Arkin imagina várias maneiras nas quais poderiam ser usados agentes robotizados autônomos —em operações contra franco-atiradores, para retirar suspeitos de terrorismo de prédios ou outras tarefas perigosas. Mas primeiro esses robôs teriam que ser programados com regras e instruções sobre em quem atirar, quando é aceitável disparar e como distinguir tropas inimigas atacantes de civis, feridos ou pessoas que querem se render.
As simulações de campo de batalha criadas por Arkin são exibidas em monitores de computador. Os pilotos robôs dispõem das informações que um piloto humano teria em mãos, incluindo mapas que mostram a localização de templos, prédios residenciais, escolas e outros centros de vida civil.
Eles são instruídos sobre a localização de tropas e equipamentos inimigos e de alvos prioritários. E recebem as regras de combate, diretrizes que limitam as circunstâncias nas quais eles podem iniciar e realizar combates.

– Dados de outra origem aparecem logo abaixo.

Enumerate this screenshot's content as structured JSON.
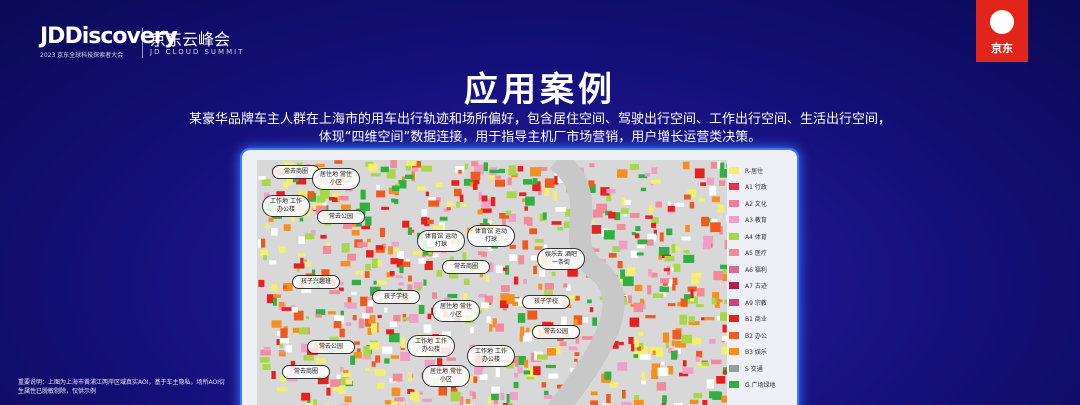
{
  "header": {
    "logo": "JDDiscovery",
    "logo_sub": "2023 京东全球科技探索者大会",
    "summit_cn": "京东云峰会",
    "summit_en": "JD CLOUD SUMMIT",
    "brand": "京东"
  },
  "title": "应用案例",
  "description": [
    "某豪华品牌车主人群在上海市的用车出行轨迹和场所偏好，包含居住空间、驾驶出行空间、工作出行空间、生活出行空间，",
    "体现“四维空间”数据连接，用于指导主机厂市场营销，用户增长运营类决策。"
  ],
  "map": {
    "labels": [
      "常去商圈",
      "居住地 常住小区",
      "工作地 工作办公楼",
      "常去公园",
      "体育馆 运动打球",
      "体育馆 运动打球",
      "常去商圈",
      "娱乐去 酒吧一条街",
      "孩子兴趣班",
      "孩子学校",
      "居住地 常住小区",
      "孩子学校",
      "常去公园",
      "工作地 工作办公楼",
      "工作地 工作办公楼",
      "常去公园",
      "居住地 常住小区",
      "常去商圈"
    ],
    "legend": [
      {
        "label": "R-居住",
        "color": "#f4f06a"
      },
      {
        "label": "A1 行政",
        "color": "#e8304a"
      },
      {
        "label": "A2 文化",
        "color": "#f27ba0"
      },
      {
        "label": "A3 教育",
        "color": "#f0a0c8"
      },
      {
        "label": "A4 体育",
        "color": "#a8d84a"
      },
      {
        "label": "A5 医疗",
        "color": "#f28a9a"
      },
      {
        "label": "A6 福利",
        "color": "#d86a9a"
      },
      {
        "label": "A7 古迹",
        "color": "#b0204a"
      },
      {
        "label": "A9 宗教",
        "color": "#d0407a"
      },
      {
        "label": "B1 商业",
        "color": "#e82020"
      },
      {
        "label": "B2 办公",
        "color": "#f05a20"
      },
      {
        "label": "B3 娱乐",
        "color": "#f59020"
      },
      {
        "label": "S 交通",
        "color": "#9a9a9a"
      },
      {
        "label": "G 广场绿地",
        "color": "#30b040"
      }
    ]
  },
  "footnote": "重要说明：上图为上海市黄浦江两岸区域真实AOI，基于车主隐私，场所AOI衍生属性已脱敏剔除，仅供示例"
}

Em uma simulação, um piloto robô sobrevoa um pequeno cemitério. O piloto vê um tanque na entrada do cemitério —um alvo potencial. Mas um grupo de civis também se reuniu no cemitério. Então o piloto decide continuar voando e pouco depois localiza outro tanque, este sozinho no meio de um campo. O piloto dispara; o alvo é destruído.

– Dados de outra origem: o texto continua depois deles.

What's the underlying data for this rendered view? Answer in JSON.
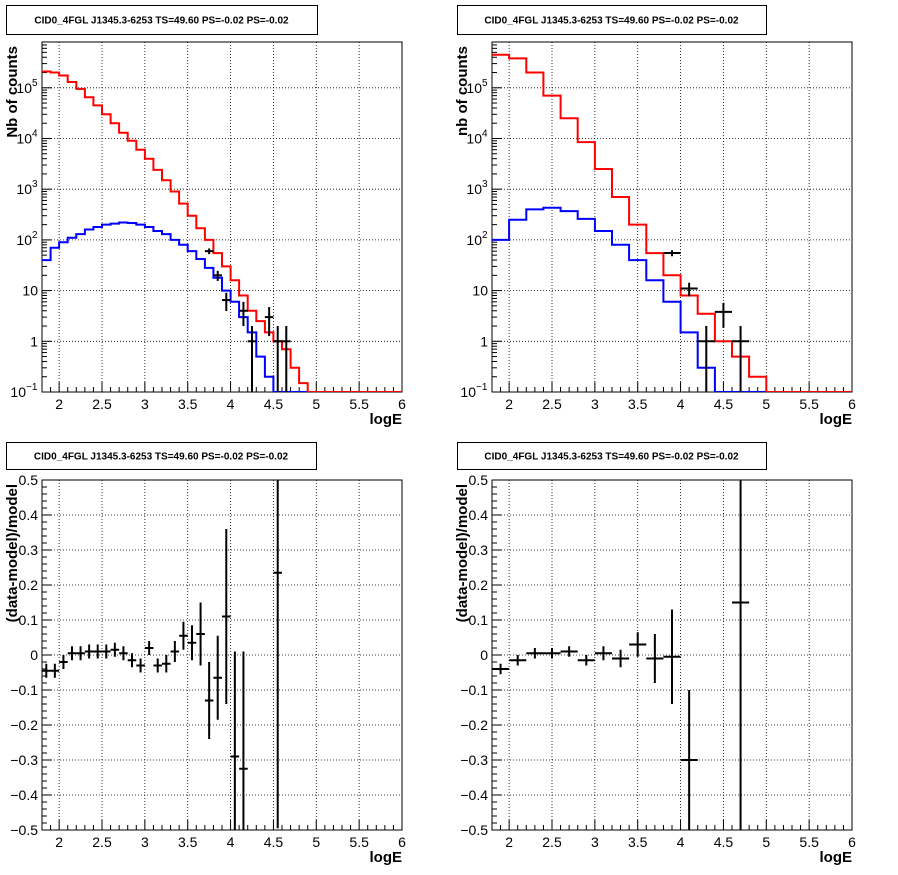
{
  "colors": {
    "data": "#000000",
    "total_model": "#ff0000",
    "source_model": "#0000ff",
    "grid": "#000000",
    "title_box": "#000000"
  },
  "chart_data": [
    {
      "type": "line",
      "title": "CID0_4FGL J1345.3-6253 TS=49.60 PS=-0.02 PS=-0.02",
      "xlabel": "logE",
      "ylabel": "Nb of counts",
      "xlim": [
        1.8,
        6
      ],
      "ylim": [
        0.1,
        800000
      ],
      "yscale": "log",
      "grid": true,
      "x_ticks": [
        "2",
        "2.5",
        "3",
        "3.5",
        "4",
        "4.5",
        "5",
        "5.5",
        "6"
      ],
      "y_ticks": [
        {
          "v": 0.1,
          "label": "10",
          "sup": "−1"
        },
        {
          "v": 1,
          "label": "1",
          "sup": ""
        },
        {
          "v": 10,
          "label": "10",
          "sup": ""
        },
        {
          "v": 100,
          "label": "10",
          "sup": "2"
        },
        {
          "v": 1000,
          "label": "10",
          "sup": "3"
        },
        {
          "v": 10000,
          "label": "10",
          "sup": "4"
        },
        {
          "v": 100000,
          "label": "10",
          "sup": "5"
        }
      ],
      "bin_edges": [
        1.8,
        1.9,
        2.0,
        2.1,
        2.2,
        2.3,
        2.4,
        2.5,
        2.6,
        2.7,
        2.8,
        2.9,
        3.0,
        3.1,
        3.2,
        3.3,
        3.4,
        3.5,
        3.6,
        3.7,
        3.8,
        3.9,
        4.0,
        4.1,
        4.2,
        4.3,
        4.4,
        4.5,
        4.6,
        4.7,
        4.8,
        4.9,
        5.0,
        5.1,
        5.2,
        5.3,
        5.4,
        5.5,
        5.6,
        5.7,
        5.8,
        5.9,
        6.0
      ],
      "series": [
        {
          "values": [
            210000,
            200000,
            175000,
            130000,
            95000,
            65000,
            45000,
            30000,
            20000,
            13000,
            9000,
            6000,
            4000,
            2400,
            1500,
            900,
            520,
            300,
            170,
            100,
            55,
            30,
            16,
            8,
            4,
            2.5,
            1.5,
            1,
            0.7,
            0.3,
            0.15,
            0.1,
            0.1,
            0.1,
            0.1,
            0.1,
            0.1,
            0.1,
            0.1,
            0.1,
            0.1,
            0.1
          ]
        },
        {
          "values": [
            40,
            70,
            90,
            110,
            130,
            160,
            180,
            200,
            210,
            220,
            215,
            200,
            180,
            150,
            130,
            100,
            80,
            60,
            42,
            28,
            18,
            10,
            6,
            3,
            1.5,
            0.5,
            0.2,
            0.1,
            0.1,
            0.1,
            0.1,
            0.1,
            0.1,
            0.1,
            0.1,
            0.1,
            0.1,
            0.1,
            0.1,
            0.1,
            0.1,
            0.1
          ]
        }
      ],
      "points": [
        {
          "x": 3.75,
          "y": 60
        },
        {
          "x": 3.85,
          "y": 20
        },
        {
          "x": 3.95,
          "y": 6.5
        },
        {
          "x": 4.15,
          "y": 4
        },
        {
          "x": 4.25,
          "y": 1
        },
        {
          "x": 4.45,
          "y": 3
        },
        {
          "x": 4.55,
          "y": 1
        },
        {
          "x": 4.65,
          "y": 1
        }
      ]
    },
    {
      "type": "line",
      "title": "CID0_4FGL J1345.3-6253 TS=49.60 PS=-0.02 PS=-0.02",
      "xlabel": "logE",
      "ylabel": "nb of counts",
      "xlim": [
        1.8,
        6
      ],
      "ylim": [
        0.1,
        800000
      ],
      "yscale": "log",
      "grid": true,
      "x_ticks": [
        "2",
        "2.5",
        "3",
        "3.5",
        "4",
        "4.5",
        "5",
        "5.5",
        "6"
      ],
      "y_ticks": [
        {
          "v": 0.1,
          "label": "10",
          "sup": "−1"
        },
        {
          "v": 1,
          "label": "1",
          "sup": ""
        },
        {
          "v": 10,
          "label": "10",
          "sup": ""
        },
        {
          "v": 100,
          "label": "10",
          "sup": "2"
        },
        {
          "v": 1000,
          "label": "10",
          "sup": "3"
        },
        {
          "v": 10000,
          "label": "10",
          "sup": "4"
        },
        {
          "v": 100000,
          "label": "10",
          "sup": "5"
        }
      ],
      "bin_edges": [
        1.8,
        2.0,
        2.2,
        2.4,
        2.6,
        2.8,
        3.0,
        3.2,
        3.4,
        3.6,
        3.8,
        4.0,
        4.2,
        4.4,
        4.6,
        4.8,
        5.0,
        5.2,
        5.4,
        5.6,
        5.8,
        6.0
      ],
      "series": [
        {
          "values": [
            450000,
            380000,
            200000,
            70000,
            25000,
            8500,
            2500,
            700,
            200,
            55,
            20,
            8,
            3.5,
            1,
            0.5,
            0.2,
            0.1,
            0.1,
            0.1,
            0.1,
            0.1
          ]
        },
        {
          "values": [
            100,
            250,
            400,
            430,
            370,
            260,
            150,
            80,
            40,
            16,
            6,
            1.5,
            0.3,
            0.1,
            0.1,
            0.1,
            0.1,
            0.1,
            0.1,
            0.1,
            0.1
          ]
        }
      ],
      "points": [
        {
          "x": 3.9,
          "y": 55
        },
        {
          "x": 4.1,
          "y": 11
        },
        {
          "x": 4.3,
          "y": 1
        },
        {
          "x": 4.5,
          "y": 3.8
        },
        {
          "x": 4.7,
          "y": 1
        }
      ]
    },
    {
      "type": "scatter",
      "title": "CID0_4FGL J1345.3-6253 TS=49.60 PS=-0.02 PS=-0.02",
      "xlabel": "logE",
      "ylabel": "(data-model)/model",
      "xlim": [
        1.8,
        6
      ],
      "ylim": [
        -0.5,
        0.5
      ],
      "grid": true,
      "x_ticks": [
        "2",
        "2.5",
        "3",
        "3.5",
        "4",
        "4.5",
        "5",
        "5.5",
        "6"
      ],
      "y_ticks": [
        {
          "v": -0.5,
          "label": "−0.5"
        },
        {
          "v": -0.4,
          "label": "−0.4"
        },
        {
          "v": -0.3,
          "label": "−0.3"
        },
        {
          "v": -0.2,
          "label": "−0.2"
        },
        {
          "v": -0.1,
          "label": "−0.1"
        },
        {
          "v": 0,
          "label": "0"
        },
        {
          "v": 0.1,
          "label": "0.1"
        },
        {
          "v": 0.2,
          "label": "0.2"
        },
        {
          "v": 0.3,
          "label": "0.3"
        },
        {
          "v": 0.4,
          "label": "0.4"
        },
        {
          "v": 0.5,
          "label": "0.5"
        }
      ],
      "points": [
        {
          "x": 1.85,
          "y": -0.045,
          "err": 0.02
        },
        {
          "x": 1.95,
          "y": -0.045,
          "err": 0.02
        },
        {
          "x": 2.05,
          "y": -0.02,
          "err": 0.02
        },
        {
          "x": 2.15,
          "y": 0.005,
          "err": 0.02
        },
        {
          "x": 2.25,
          "y": 0.005,
          "err": 0.02
        },
        {
          "x": 2.35,
          "y": 0.01,
          "err": 0.02
        },
        {
          "x": 2.45,
          "y": 0.01,
          "err": 0.02
        },
        {
          "x": 2.55,
          "y": 0.01,
          "err": 0.02
        },
        {
          "x": 2.65,
          "y": 0.015,
          "err": 0.02
        },
        {
          "x": 2.75,
          "y": 0.005,
          "err": 0.02
        },
        {
          "x": 2.85,
          "y": -0.015,
          "err": 0.02
        },
        {
          "x": 2.95,
          "y": -0.03,
          "err": 0.02
        },
        {
          "x": 3.05,
          "y": 0.02,
          "err": 0.02
        },
        {
          "x": 3.15,
          "y": -0.03,
          "err": 0.02
        },
        {
          "x": 3.25,
          "y": -0.025,
          "err": 0.025
        },
        {
          "x": 3.35,
          "y": 0.01,
          "err": 0.03
        },
        {
          "x": 3.45,
          "y": 0.055,
          "err": 0.04
        },
        {
          "x": 3.55,
          "y": 0.035,
          "err": 0.05
        },
        {
          "x": 3.65,
          "y": 0.06,
          "err": 0.09
        },
        {
          "x": 3.75,
          "y": -0.13,
          "err": 0.11
        },
        {
          "x": 3.85,
          "y": -0.065,
          "err": 0.12
        },
        {
          "x": 3.95,
          "y": 0.11,
          "err": 0.25
        },
        {
          "x": 4.05,
          "y": -0.29,
          "err": 0.3
        },
        {
          "x": 4.15,
          "y": -0.325,
          "err": 0.335
        },
        {
          "x": 4.55,
          "y": 0.235,
          "err": 0.73
        }
      ]
    },
    {
      "type": "scatter",
      "title": "CID0_4FGL J1345.3-6253 TS=49.60 PS=-0.02 PS=-0.02",
      "xlabel": "logE",
      "ylabel": "(data-model)/model",
      "xlim": [
        1.8,
        6
      ],
      "ylim": [
        -0.5,
        0.5
      ],
      "grid": true,
      "x_ticks": [
        "2",
        "2.5",
        "3",
        "3.5",
        "4",
        "4.5",
        "5",
        "5.5",
        "6"
      ],
      "y_ticks": [
        {
          "v": -0.5,
          "label": "−0.5"
        },
        {
          "v": -0.4,
          "label": "−0.4"
        },
        {
          "v": -0.3,
          "label": "−0.3"
        },
        {
          "v": -0.2,
          "label": "−0.2"
        },
        {
          "v": -0.1,
          "label": "−0.1"
        },
        {
          "v": 0,
          "label": "0"
        },
        {
          "v": 0.1,
          "label": "0.1"
        },
        {
          "v": 0.2,
          "label": "0.2"
        },
        {
          "v": 0.3,
          "label": "0.3"
        },
        {
          "v": 0.4,
          "label": "0.4"
        },
        {
          "v": 0.5,
          "label": "0.5"
        }
      ],
      "points": [
        {
          "x": 1.9,
          "y": -0.04,
          "err": 0.015
        },
        {
          "x": 2.1,
          "y": -0.015,
          "err": 0.015
        },
        {
          "x": 2.3,
          "y": 0.005,
          "err": 0.015
        },
        {
          "x": 2.5,
          "y": 0.005,
          "err": 0.015
        },
        {
          "x": 2.7,
          "y": 0.01,
          "err": 0.015
        },
        {
          "x": 2.9,
          "y": -0.015,
          "err": 0.015
        },
        {
          "x": 3.1,
          "y": 0.005,
          "err": 0.02
        },
        {
          "x": 3.3,
          "y": -0.01,
          "err": 0.025
        },
        {
          "x": 3.5,
          "y": 0.03,
          "err": 0.035
        },
        {
          "x": 3.7,
          "y": -0.01,
          "err": 0.07
        },
        {
          "x": 3.9,
          "y": -0.005,
          "err": 0.135
        },
        {
          "x": 4.1,
          "y": -0.3,
          "err": 0.2
        },
        {
          "x": 4.7,
          "y": 0.15,
          "err": 0.65
        }
      ]
    }
  ]
}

Alguns especialistas que estudaram a questão temem que faltaria empatia a robôs combatentes criados sem emoções. Arkin raciocina que, pelo fato de regras como as da Convenção de Genebra serem baseadas em princípios humanitários, embuti-las na arquitetura mental de uma máquina a dotaria de uma espécie de empatia. Ele reconheceu, entretanto, que seria difícil desenhar “algoritmos perceptivos” capazes de reconhecer, por exemplo, quando pessoas estão feridas ou segurando uma bandeira branca.
Arkin disse que provocar discussões sobre a tecnologia é a parte mais importante de seu trabalho. E, se os robôs autônomos de campo de batalha acabarem sendo proibidos, disse ele, “isso não me incomodará nem um pouco”.